Abstract

T Rosewall, J Moseley, A Bayley, C Catton, P Chung, G Currie, J Wheat, M Milosevic

Bladder filling variation results in complex 4D changes in bladder wall position and thickness between daily radiotherapy fractions. These changes may result in significant differences between the planned dose and the dose actually delivered, particularly for treatment plans that exhibit sharp dose gradients. The purpose of this research was to quantify the differences between the planned dose and the actual dose delivered to the bladder wall during IG-IMRT for prostate cancer, and to determine how many consecutive fractions should be included in dose accumulation procedures.

Ten consecutive prostate cancer patients were identified, who had completed a course of IG-IMRT (78Gy in 39 fractions). The 39 daily kV conebeam CTs (cbCT) were registered to each planCT at the treated isocentre position. The bladder wall was delineated on the planCT and each cbCT using model-based auto-adaptation and propagation techniques. These contours were exported to finite element modeling based, deformable registration software. The dose to the bladder wall was then accumulated using increasing numbers of consecutive fractions. The dose accumulated using all 39 fractions was defined as the “Actual” dose delivered.

Bladder filling varied substantially during the course of radiotherapy (average InterQuartile Range=94cm3), and for two thirds of patients the planCT volume fell beyond the IQR of treated bladder volumes. When comparing the planCT DVH to the Actual DVH, the mean absolute differences in the bladder wall V77.8Gy, V65Gy and V30Gy were 2cm3, 4cm3 and 9cm3 respectively (p=0.05; two-tail Wilcoxon matched-pairs signed ranks). These correspond to differences of 36%, 21% and 21% from the absolute volumes reported in the Actual DVH. To achieve a mean difference of <2cm3 from the Actual bladder wall V77.8Gy, V65Gy and V30Gy, it was necessary to accumulate dose over at least 3, 5 and 15 fractions, respectively. This trend was consistent across dose levels, but significant variation between patients was noted. For example, one third of patients required >10 fractions to accumulate V65Gy to within 2cm3 of Actual.

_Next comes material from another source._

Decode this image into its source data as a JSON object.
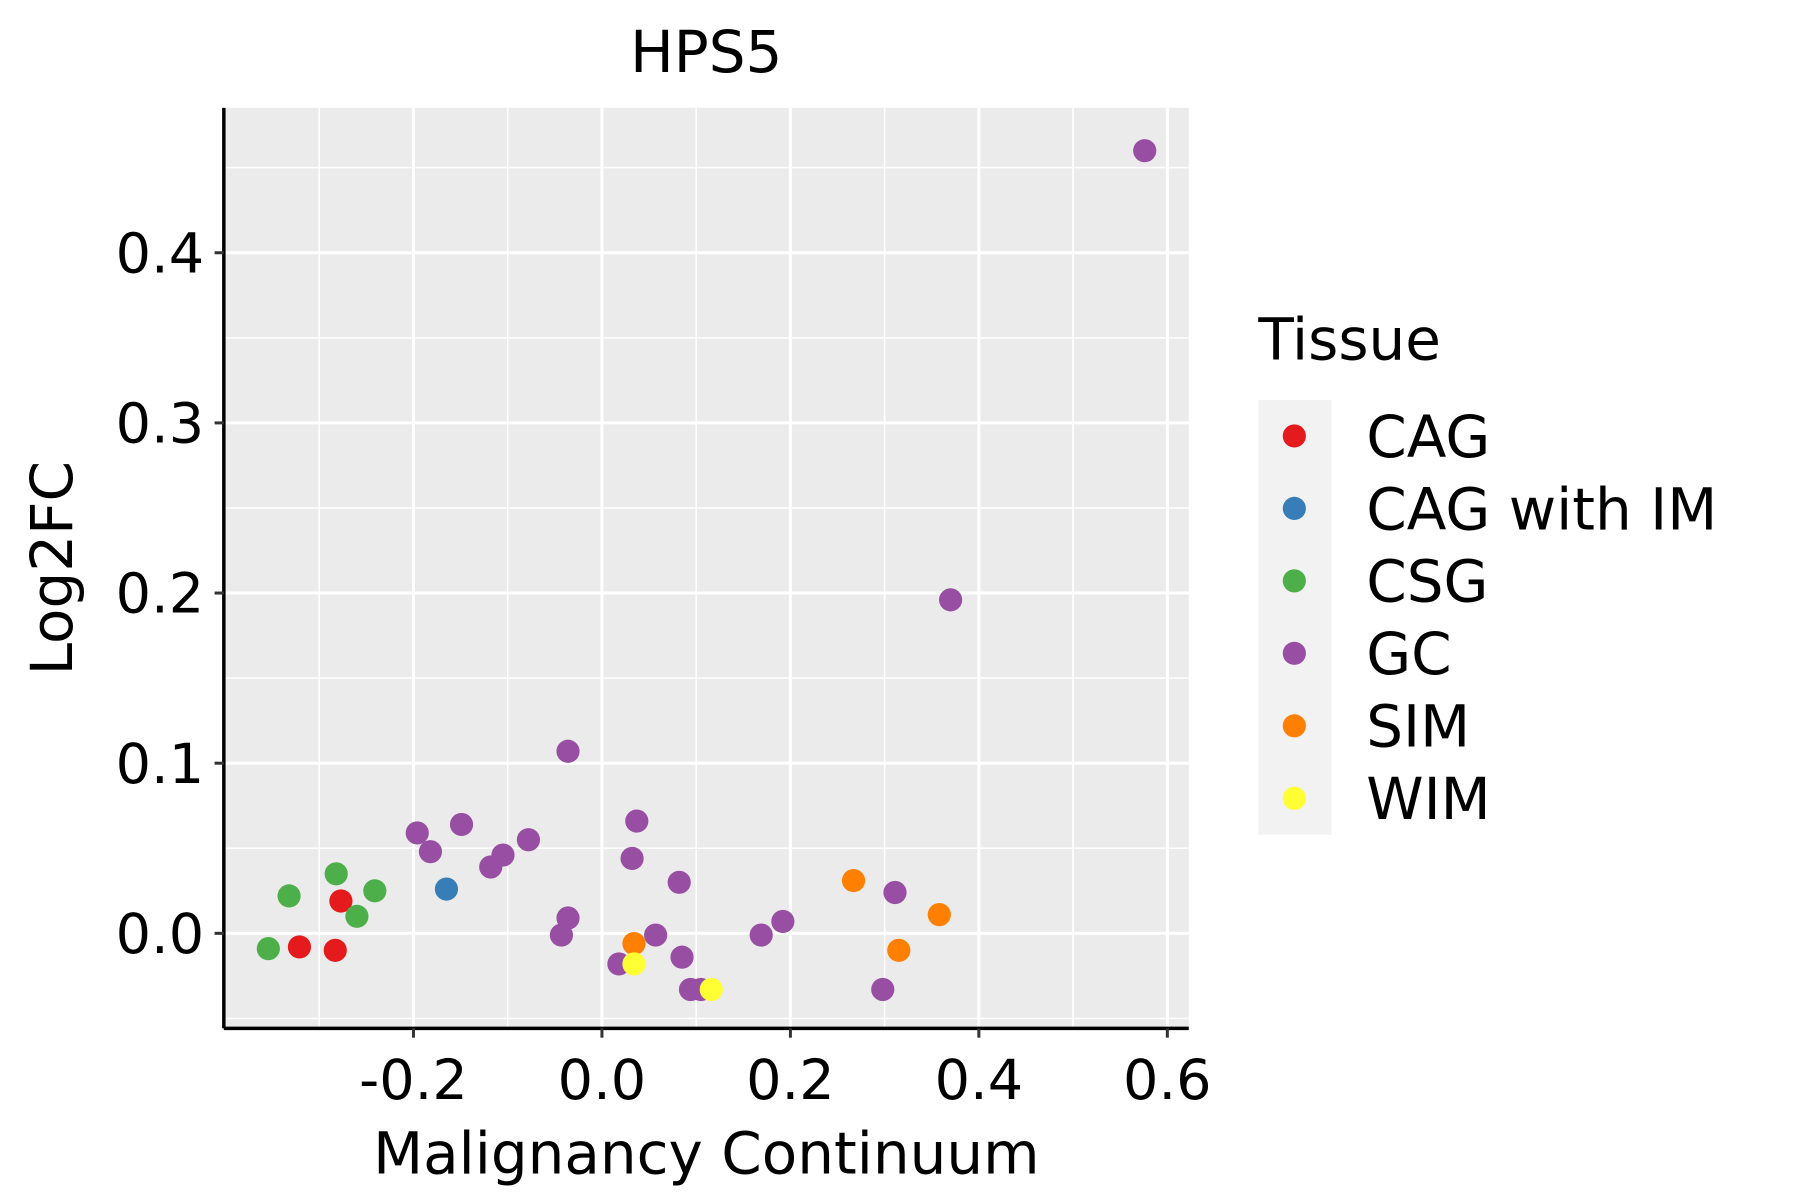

The planCT DVH does not provide an accurate estimate of the dose actually delivered to the bladder wall during prostate IG-IMRT. For a more accurate estimate of Actual bladder wall dose it is necessary to accumulate daily doses over weeks 1–3. Fewer accumulated fractions are necessary for an accurate estimate of the high dose portion of the Actual DVH, compared to lower doses. However, marked unpredictable variation between patients suggests that whole course dose accumulation is currently necessary if an accurate estimate of the Actual bladder wall dose is required.